Several advocate training programs are under way or planned. The National Breast Cancer Coalition was the pioneer with its Project Lead, a 4-day course launched in the mid-1990s. The ACS started an on-site training program for its advocates in 1999. The Coalition of National Cancer Cooperative Groups is planning a program, DoD has a mentoring program for new advocates, and the Komen Foundation instituted a formal orientation process for its advocate reviewers in 2000. At the NCI, training and orientation will be an integral part of the new CARRA program, Andejeski said.
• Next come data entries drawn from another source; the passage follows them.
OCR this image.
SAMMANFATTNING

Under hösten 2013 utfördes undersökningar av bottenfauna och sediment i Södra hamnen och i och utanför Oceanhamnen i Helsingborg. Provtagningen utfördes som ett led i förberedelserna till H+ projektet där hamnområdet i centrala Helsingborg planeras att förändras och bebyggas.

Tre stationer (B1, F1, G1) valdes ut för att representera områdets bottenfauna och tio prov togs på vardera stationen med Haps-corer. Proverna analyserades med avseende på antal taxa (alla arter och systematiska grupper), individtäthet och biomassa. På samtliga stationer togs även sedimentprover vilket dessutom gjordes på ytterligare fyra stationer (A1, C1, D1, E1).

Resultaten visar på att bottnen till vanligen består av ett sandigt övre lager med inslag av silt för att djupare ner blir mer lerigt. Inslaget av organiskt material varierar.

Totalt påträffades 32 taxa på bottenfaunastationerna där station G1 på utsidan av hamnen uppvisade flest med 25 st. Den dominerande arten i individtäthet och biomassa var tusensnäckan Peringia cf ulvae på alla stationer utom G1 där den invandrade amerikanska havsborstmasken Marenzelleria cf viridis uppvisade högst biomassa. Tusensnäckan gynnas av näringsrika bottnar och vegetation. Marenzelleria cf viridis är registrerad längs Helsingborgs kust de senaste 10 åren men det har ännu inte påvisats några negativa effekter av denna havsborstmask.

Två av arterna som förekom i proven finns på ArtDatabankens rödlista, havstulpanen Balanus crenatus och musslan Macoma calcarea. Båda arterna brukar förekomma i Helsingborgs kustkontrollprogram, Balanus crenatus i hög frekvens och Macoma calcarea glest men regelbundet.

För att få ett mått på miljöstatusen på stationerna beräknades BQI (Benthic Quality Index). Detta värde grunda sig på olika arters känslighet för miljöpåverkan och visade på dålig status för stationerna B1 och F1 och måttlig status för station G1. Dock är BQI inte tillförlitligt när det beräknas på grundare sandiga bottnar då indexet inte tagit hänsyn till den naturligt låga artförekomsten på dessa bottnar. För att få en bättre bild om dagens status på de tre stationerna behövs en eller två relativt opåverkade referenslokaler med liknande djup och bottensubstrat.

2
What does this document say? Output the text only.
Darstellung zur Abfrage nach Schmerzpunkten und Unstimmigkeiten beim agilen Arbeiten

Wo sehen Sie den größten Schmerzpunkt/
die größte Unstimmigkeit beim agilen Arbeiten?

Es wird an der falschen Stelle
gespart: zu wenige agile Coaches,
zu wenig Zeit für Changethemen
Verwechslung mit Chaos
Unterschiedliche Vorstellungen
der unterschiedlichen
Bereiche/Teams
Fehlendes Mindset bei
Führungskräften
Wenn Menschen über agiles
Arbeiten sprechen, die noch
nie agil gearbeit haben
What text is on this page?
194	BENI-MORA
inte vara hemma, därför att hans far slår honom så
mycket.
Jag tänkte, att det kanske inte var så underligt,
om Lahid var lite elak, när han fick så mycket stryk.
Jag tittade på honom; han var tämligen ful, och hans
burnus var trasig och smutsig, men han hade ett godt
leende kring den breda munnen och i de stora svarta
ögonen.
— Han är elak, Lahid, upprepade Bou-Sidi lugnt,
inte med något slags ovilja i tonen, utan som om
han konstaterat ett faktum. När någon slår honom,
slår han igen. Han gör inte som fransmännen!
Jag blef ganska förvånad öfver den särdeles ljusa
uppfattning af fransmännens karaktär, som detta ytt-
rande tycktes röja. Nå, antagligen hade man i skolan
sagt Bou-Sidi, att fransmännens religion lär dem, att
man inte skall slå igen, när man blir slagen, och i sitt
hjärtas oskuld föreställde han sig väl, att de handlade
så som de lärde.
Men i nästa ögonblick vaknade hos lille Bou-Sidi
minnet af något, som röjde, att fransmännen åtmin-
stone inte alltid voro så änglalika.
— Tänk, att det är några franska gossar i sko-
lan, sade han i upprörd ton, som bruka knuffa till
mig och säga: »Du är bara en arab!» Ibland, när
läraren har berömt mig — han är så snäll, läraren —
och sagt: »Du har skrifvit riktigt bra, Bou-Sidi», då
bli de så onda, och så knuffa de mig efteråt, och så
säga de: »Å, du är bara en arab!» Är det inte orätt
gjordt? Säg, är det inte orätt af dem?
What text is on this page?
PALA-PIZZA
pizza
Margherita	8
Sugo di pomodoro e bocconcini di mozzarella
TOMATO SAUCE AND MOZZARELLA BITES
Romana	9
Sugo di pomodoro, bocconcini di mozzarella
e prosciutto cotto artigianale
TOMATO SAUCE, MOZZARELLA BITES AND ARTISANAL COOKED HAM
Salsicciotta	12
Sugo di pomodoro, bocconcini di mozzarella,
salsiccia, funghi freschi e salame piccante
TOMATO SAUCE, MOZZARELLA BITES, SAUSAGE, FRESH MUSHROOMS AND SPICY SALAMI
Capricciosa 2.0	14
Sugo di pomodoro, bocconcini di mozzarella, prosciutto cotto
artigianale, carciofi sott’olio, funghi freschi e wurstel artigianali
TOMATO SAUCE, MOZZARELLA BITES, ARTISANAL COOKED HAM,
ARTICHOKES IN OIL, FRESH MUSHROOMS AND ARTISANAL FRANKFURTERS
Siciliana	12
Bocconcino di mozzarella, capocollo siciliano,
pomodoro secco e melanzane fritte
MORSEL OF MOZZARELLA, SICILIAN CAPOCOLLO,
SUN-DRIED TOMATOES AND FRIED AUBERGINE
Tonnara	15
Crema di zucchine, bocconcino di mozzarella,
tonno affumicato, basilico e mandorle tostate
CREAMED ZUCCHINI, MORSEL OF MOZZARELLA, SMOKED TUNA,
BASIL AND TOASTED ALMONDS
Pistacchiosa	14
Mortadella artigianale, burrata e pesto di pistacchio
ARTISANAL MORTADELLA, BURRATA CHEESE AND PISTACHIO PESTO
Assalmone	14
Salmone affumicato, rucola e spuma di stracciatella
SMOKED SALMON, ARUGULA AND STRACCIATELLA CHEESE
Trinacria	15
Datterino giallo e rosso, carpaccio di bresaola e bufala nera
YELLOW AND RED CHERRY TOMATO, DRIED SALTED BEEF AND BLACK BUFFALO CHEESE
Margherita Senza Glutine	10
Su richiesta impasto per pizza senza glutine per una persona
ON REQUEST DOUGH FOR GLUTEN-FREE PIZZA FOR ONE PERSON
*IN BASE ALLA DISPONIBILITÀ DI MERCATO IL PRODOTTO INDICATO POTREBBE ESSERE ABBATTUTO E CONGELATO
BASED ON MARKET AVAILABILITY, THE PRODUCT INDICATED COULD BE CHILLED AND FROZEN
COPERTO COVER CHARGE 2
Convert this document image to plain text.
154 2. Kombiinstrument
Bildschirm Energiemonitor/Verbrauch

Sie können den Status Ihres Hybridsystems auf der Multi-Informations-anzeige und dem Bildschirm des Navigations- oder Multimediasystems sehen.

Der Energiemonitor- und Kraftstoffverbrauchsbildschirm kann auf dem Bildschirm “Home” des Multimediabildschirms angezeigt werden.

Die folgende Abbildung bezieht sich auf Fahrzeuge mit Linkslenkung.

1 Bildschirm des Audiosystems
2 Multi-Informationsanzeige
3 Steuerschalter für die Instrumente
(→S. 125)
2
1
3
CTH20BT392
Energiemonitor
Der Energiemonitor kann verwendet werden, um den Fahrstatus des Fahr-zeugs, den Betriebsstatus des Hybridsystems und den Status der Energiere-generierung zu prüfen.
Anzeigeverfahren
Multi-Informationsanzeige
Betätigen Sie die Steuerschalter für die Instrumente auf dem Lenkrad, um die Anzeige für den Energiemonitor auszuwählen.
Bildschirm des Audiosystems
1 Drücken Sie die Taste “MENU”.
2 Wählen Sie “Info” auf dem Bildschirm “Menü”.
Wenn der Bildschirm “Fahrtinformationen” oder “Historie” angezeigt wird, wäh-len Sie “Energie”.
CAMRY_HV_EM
While the need to define roles and develop orientation processes is a high priority among research advocates, other processes also need attention, they say. One is the system by which advocates become involved in research activities. In the early days, when there were fewer advocates, involvement tended to be through informal arrangements that depended on who investigators already knew.

Now, organizations are beginning to develop systems to draw from the larger pool of advocates. The ACS, for instance, advertises "openings" through its local chapters and the media and puts all applications into a database. Program directors then select from among the nominees using established criteria. The DoD solicits nominations from several hundred advocacy organizations and makes selections, also based on established criteria.

Part of NCI’s plan for its CARRA program is to develop appropriate criteria for selection and establish a database of advocate participants, screened, trained, and willing to be matched up with appropriate activities at the institute.

Evaluation and feedback to refine the system is another evolving process in research organizations that have advocate participation. Follow-up interviews with both researchers and advocates are planned or an already established procedure in several places.

Like other parts of the infrastructure, evaluation processes are a sign of how established the advocates-in-research movement has become in the past decade and how its needs are changing as a result of success.

"Those of us who started this have to switch gears," said Collyar. "Now our challenge is to develop advocates who can dialogue effectively with researchers."